But the holding of American hostages, which lasted 444 days until outgoing President Jimmy Carter was able to secure their release on the day Ronald Reagan was inaugurated in January 1981, was measured by Americans day to day, hour to hour. For the nascent news channel, it was the perfect story to keep Americans coming back.
A similar thing is happening right now to a small California non-profit. Watch Duty was launched three years ago by tech entrepreneur John Clarke Mills and dedicated to covering wildfires from a “just-the-facts” point of view. Callaway Climate Insights wrote about Watch Duty last year, after meeting Mills at a conference.
At the time, it had about 1.5 million downloads and about 150 volunteers, who acted as reporters covering the breadth and scope of wildfires from the point of view of firefighters, using radio frequencies to give the public access to unprecedented new information about where fires are and where they are going.
Since the LA fires blew up last week, Watch Duty has received more than twice that amount of traffic and has become the priority service app for anybody tracking the fires, from fire crews and first responders to homeowners wanting to know how close the flames are to their houses.
Watch Duty is no CNN, and Mills says his team — now about 200 — are not journalists.
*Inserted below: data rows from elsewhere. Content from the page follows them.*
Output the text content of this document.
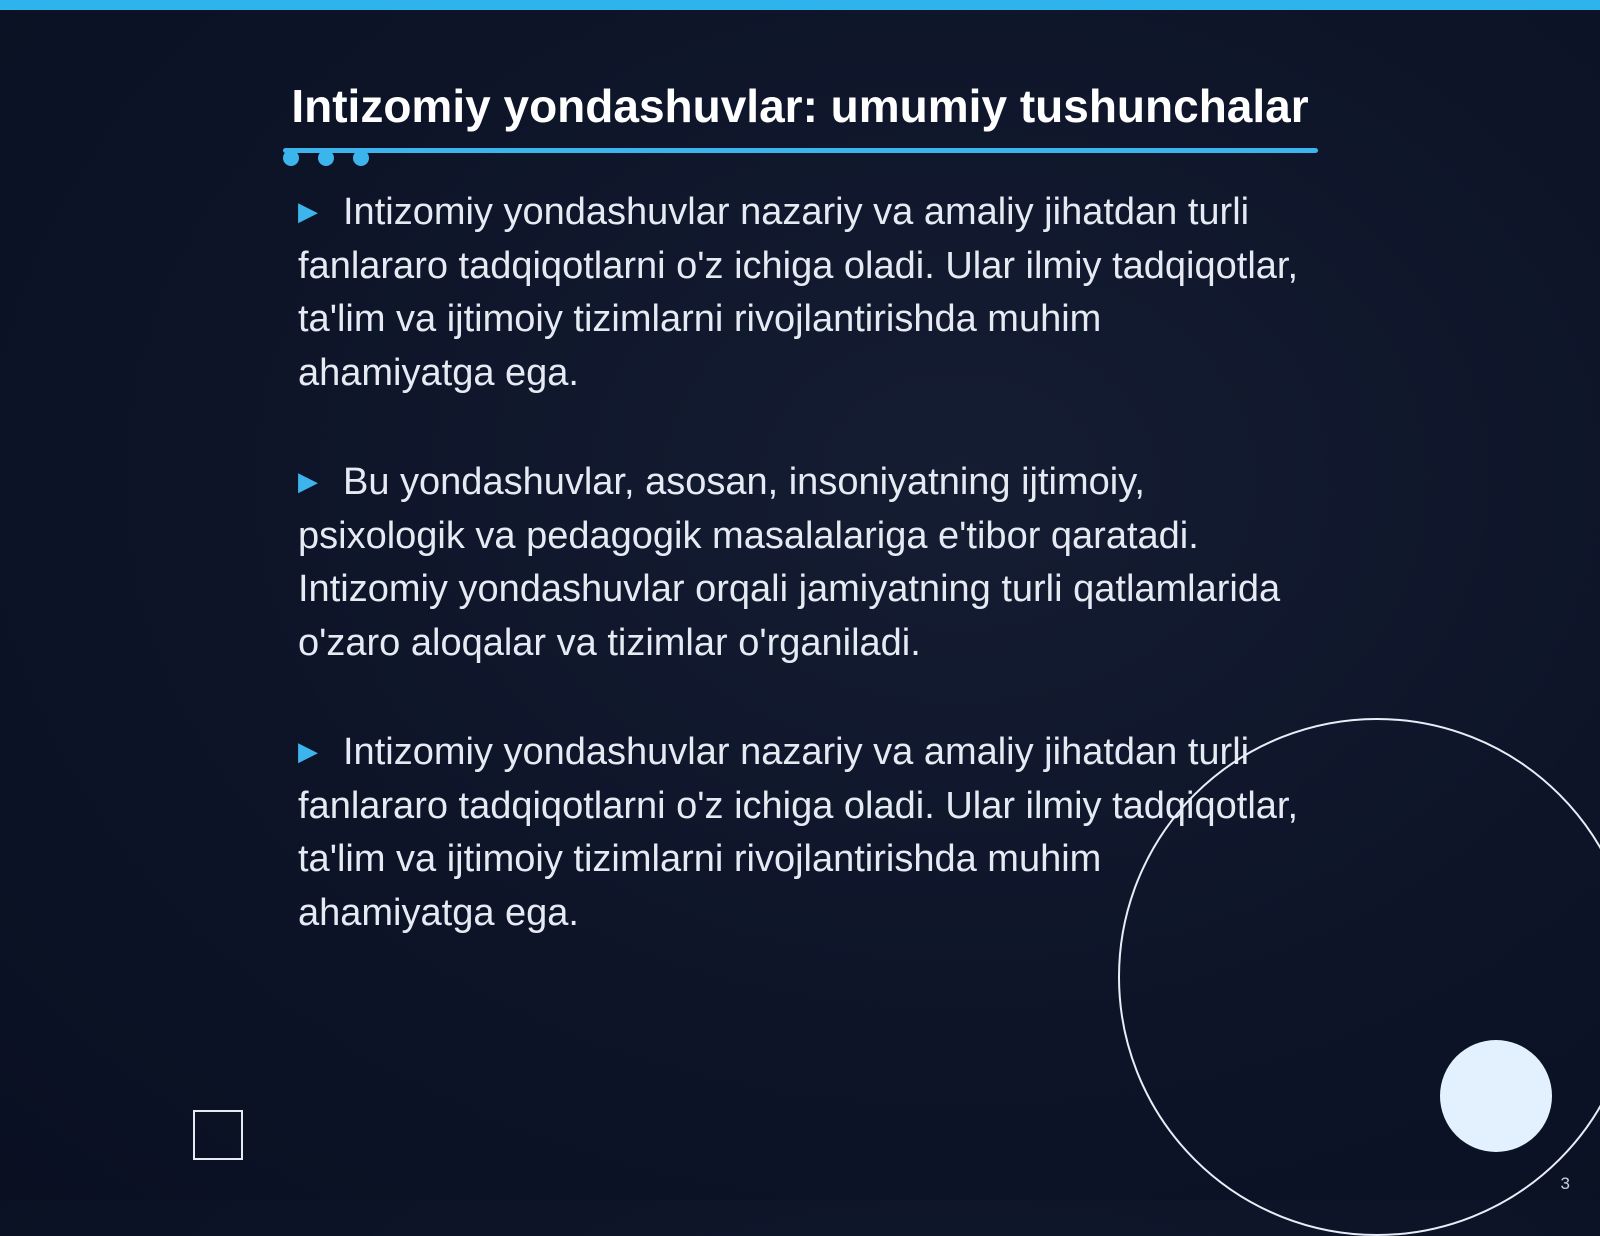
Intizomiy yondashuvlar: umumiy tushunchalar
▶ Intizomiy yondashuvlar nazariy va amaliy jihatdan turli fanlararo tadqiqotlarni o'z ichiga oladi. Ular ilmiy tadqiqotlar, ta'lim va ijtimoiy tizimlarni rivojlantirishda muhim ahamiyatga ega.
▶ Bu yondashuvlar, asosan, insoniyatning ijtimoiy, psixologik va pedagogik masalalariga e'tibor qaratadi. Intizomiy yondashuvlar orqali jamiyatning turli qatlamlarida o'zaro aloqalar va tizimlar o'rganiladi.
▶ Intizomiy yondashuvlar nazariy va amaliy jihatdan turli fanlararo tadqiqotlarni o'z ichiga oladi. Ular ilmiy tadqiqotlar, ta'lim va ijtimoiy tizimlarni rivojlantirishda muhim ahamiyatga ega.
3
They simply report facts, with a mission to save lives and property. The reporters work with their sources to get news out, not to deliver viral headlines or conform to party agendas.
Still, coming at a time when most media has veered badly off course into partisan politics, muckraking, and knee-bending to authoritarian power, to see this new form of service journalism develop is refreshing. Journalism constantly refreshes itself, and we indeed seem at an inflection point right now as public trust plummets and as new climate challenges present opportunities to get back to basics.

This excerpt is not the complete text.